Complète projection dans ce corps de femme de quarante-six quarante sept ans, paradoxale, paumée entre cette personnalité féministe et cette projection constante dans le couple hétérosexuel, véritable pommade remède à la solitude et à la peur de crever seul.e.
Voilà pourquoi je n'ai pas aimé ce roman. Parce qu'il a fait écho en moi, je me suis senti étalé sur 200 pages, vivant les moments d'Adélaïde avec une amertume profonde, une rage sourde, le sanglot étouffé, et moi qui pensais être bourré d'auto-dérision, cette fois ça n'a pas pris.
J'ai donc détester aimer ce livre pour sa justesse, sa pertinence, parce que je ne sais pas faire autre chose quand je lis de la fiction, que de me projeter sur les protagonistes. L'égo démesuré ? Tout à fait.
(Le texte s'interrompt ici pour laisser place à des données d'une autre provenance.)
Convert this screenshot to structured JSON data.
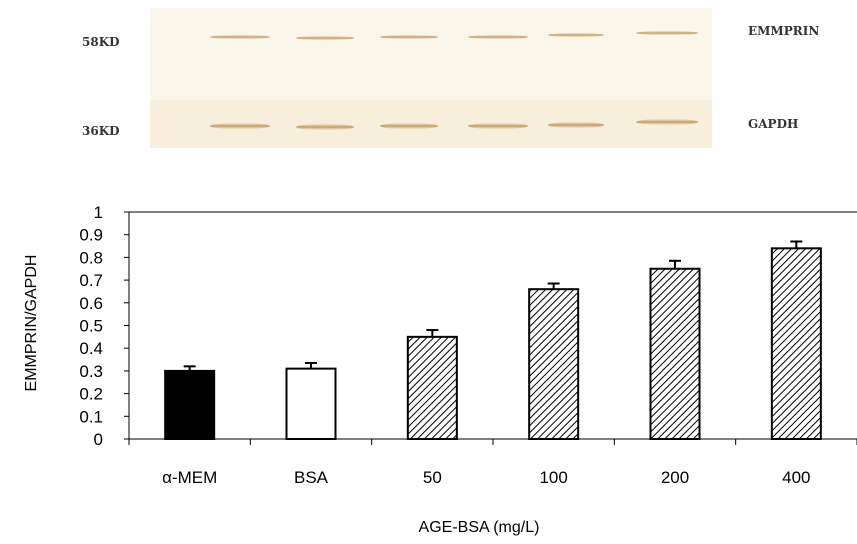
{
  "blot": {
    "marker_top": "58KD",
    "marker_bottom": "36KD",
    "label_top": "EMMPRIN",
    "label_bottom": "GAPDH",
    "band_color": "#c9a46a",
    "background_color": "#fbf6ea"
  },
  "chart_data": {
    "type": "bar",
    "title": "",
    "xlabel": "AGE-BSA (mg/L)",
    "ylabel": "EMMPRIN/GAPDH",
    "ylim": [
      0,
      1
    ],
    "yticks": [
      "0",
      "0.1",
      "0.2",
      "0.3",
      "0.4",
      "0.5",
      "0.6",
      "0.7",
      "0.8",
      "0.9",
      "1"
    ],
    "categories": [
      "α-MEM",
      "BSA",
      "50",
      "100",
      "200",
      "400"
    ],
    "values": [
      0.3,
      0.31,
      0.45,
      0.66,
      0.75,
      0.84
    ],
    "errors": [
      0.02,
      0.025,
      0.03,
      0.025,
      0.035,
      0.03
    ],
    "fills": [
      "solid-black",
      "white",
      "hatched",
      "hatched",
      "hatched",
      "hatched"
    ],
    "grid": false,
    "legend": "none"
  }
}
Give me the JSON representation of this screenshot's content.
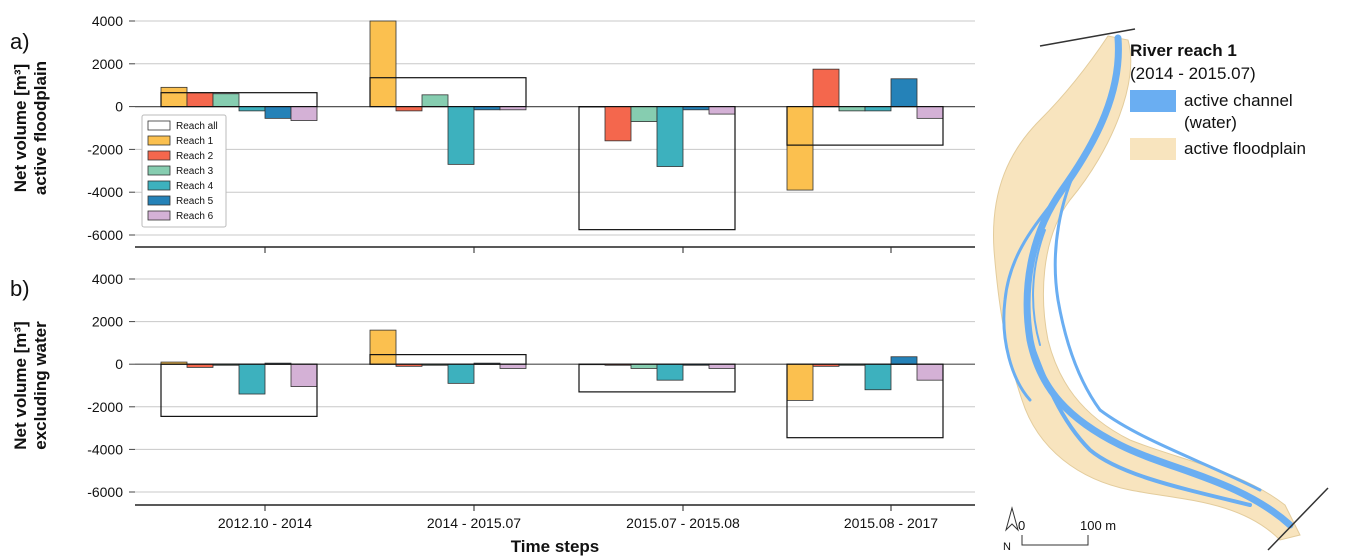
{
  "chart_data": [
    {
      "type": "bar",
      "panel": "a)",
      "ylabel_line1": "Net volume [m³]",
      "ylabel_line2": "active floodplain",
      "ylim": [
        -6000,
        4000
      ],
      "yticks": [
        "4000",
        "2000",
        "0",
        "-2000",
        "-4000",
        "-6000"
      ],
      "grid": true,
      "categories": [
        "2012.10 - 2014",
        "2014 - 2015.07",
        "2015.07 - 2015.08",
        "2015.08 - 2017"
      ],
      "reach_all_values": [
        650,
        1350,
        -5750,
        -1800
      ],
      "series": [
        {
          "name": "Reach 1",
          "color": "#FBC04F",
          "values": [
            900,
            4000,
            0,
            -3900
          ]
        },
        {
          "name": "Reach 2",
          "color": "#F4674D",
          "values": [
            650,
            -200,
            -1600,
            1750
          ]
        },
        {
          "name": "Reach 3",
          "color": "#86CDB0",
          "values": [
            600,
            550,
            -700,
            -200
          ]
        },
        {
          "name": "Reach 4",
          "color": "#3DB1BE",
          "values": [
            -200,
            -2700,
            -2800,
            -200
          ]
        },
        {
          "name": "Reach 5",
          "color": "#2582B8",
          "values": [
            -550,
            -150,
            -150,
            1300
          ]
        },
        {
          "name": "Reach 6",
          "color": "#D4B1D6",
          "values": [
            -650,
            -150,
            -350,
            -550
          ]
        }
      ],
      "legend": {
        "placement": "lower-left",
        "entries": [
          "Reach all",
          "Reach 1",
          "Reach 2",
          "Reach 3",
          "Reach 4",
          "Reach 5",
          "Reach 6"
        ]
      }
    },
    {
      "type": "bar",
      "panel": "b)",
      "ylabel_line1": "Net volume [m³]",
      "ylabel_line2": "excluding water",
      "ylim": [
        -6000,
        4000
      ],
      "yticks": [
        "4000",
        "2000",
        "0",
        "-2000",
        "-4000",
        "-6000"
      ],
      "grid": true,
      "xlabel": "Time steps",
      "categories": [
        "2012.10 - 2014",
        "2014 - 2015.07",
        "2015.07 - 2015.08",
        "2015.08 - 2017"
      ],
      "reach_all_values": [
        -2450,
        450,
        -1300,
        -3450
      ],
      "series": [
        {
          "name": "Reach 1",
          "color": "#FBC04F",
          "values": [
            100,
            1600,
            -20,
            -1700
          ]
        },
        {
          "name": "Reach 2",
          "color": "#F4674D",
          "values": [
            -150,
            -100,
            -50,
            -100
          ]
        },
        {
          "name": "Reach 3",
          "color": "#86CDB0",
          "values": [
            -50,
            -50,
            -200,
            -50
          ]
        },
        {
          "name": "Reach 4",
          "color": "#3DB1BE",
          "values": [
            -1400,
            -900,
            -750,
            -1200
          ]
        },
        {
          "name": "Reach 5",
          "color": "#2582B8",
          "values": [
            50,
            50,
            -50,
            350
          ]
        },
        {
          "name": "Reach 6",
          "color": "#D4B1D6",
          "values": [
            -1050,
            -200,
            -200,
            -750
          ]
        }
      ]
    }
  ],
  "map_legend": {
    "title": "River reach 1",
    "subtitle": "(2014 - 2015.07)",
    "items": [
      {
        "label": "active channel (water)",
        "color": "#6AAEF2"
      },
      {
        "label": "active floodplain",
        "color": "#F8E4BE"
      }
    ]
  },
  "map": {
    "north_label": "N",
    "scale_start": "0",
    "scale_end": "100 m"
  }
}
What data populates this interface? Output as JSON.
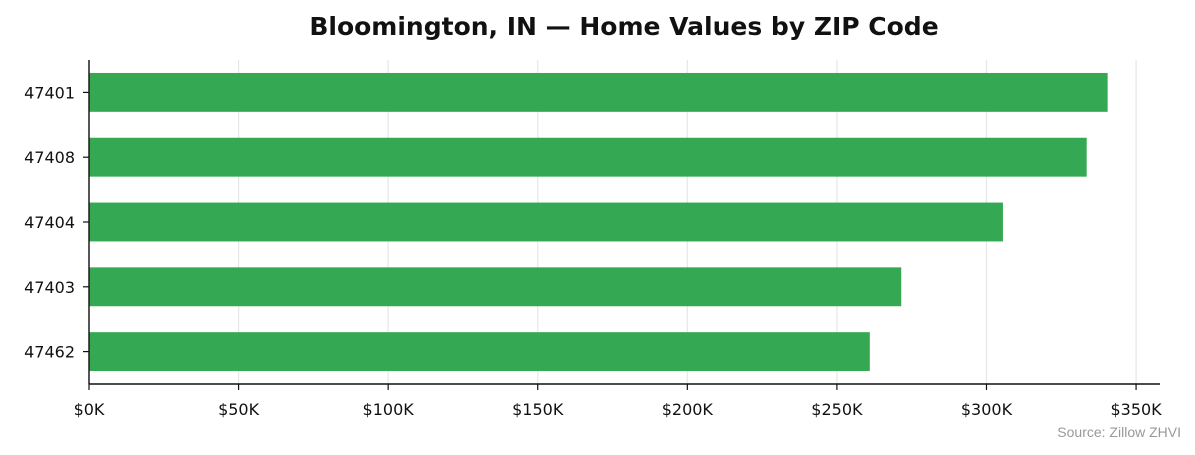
{
  "chart_data": {
    "type": "bar",
    "orientation": "horizontal",
    "title": "Bloomington, IN — Home Values by ZIP Code",
    "xlabel": "",
    "ylabel": "",
    "categories": [
      "47401",
      "47408",
      "47404",
      "47403",
      "47462"
    ],
    "values": [
      340500,
      333500,
      305500,
      271500,
      261000
    ],
    "xlim": [
      0,
      358000
    ],
    "x_ticks": [
      0,
      50000,
      100000,
      150000,
      200000,
      250000,
      300000,
      350000
    ],
    "x_tick_labels": [
      "$0K",
      "$50K",
      "$100K",
      "$150K",
      "$200K",
      "$250K",
      "$300K",
      "$350K"
    ],
    "grid": "vertical",
    "bar_color": "#35a853",
    "source": "Source: Zillow ZHVI"
  }
}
Le Coeur synthétique est-il un bon roman ? Oui.
Va t-il permettre aux lecteurs de Delaume de rester dans leur zone de confort habituel ? Non. Et c'est sûrement en ça qu'il peut-être décevant.
Delaume élargit le public et nous le fait comprendre en critiquant le système éditorial, le besoin de faire plus de fric, les attentes des actionnaires sur les auteurs qui ne se vendent pas malgré un soutien important dans le milieu indépendant.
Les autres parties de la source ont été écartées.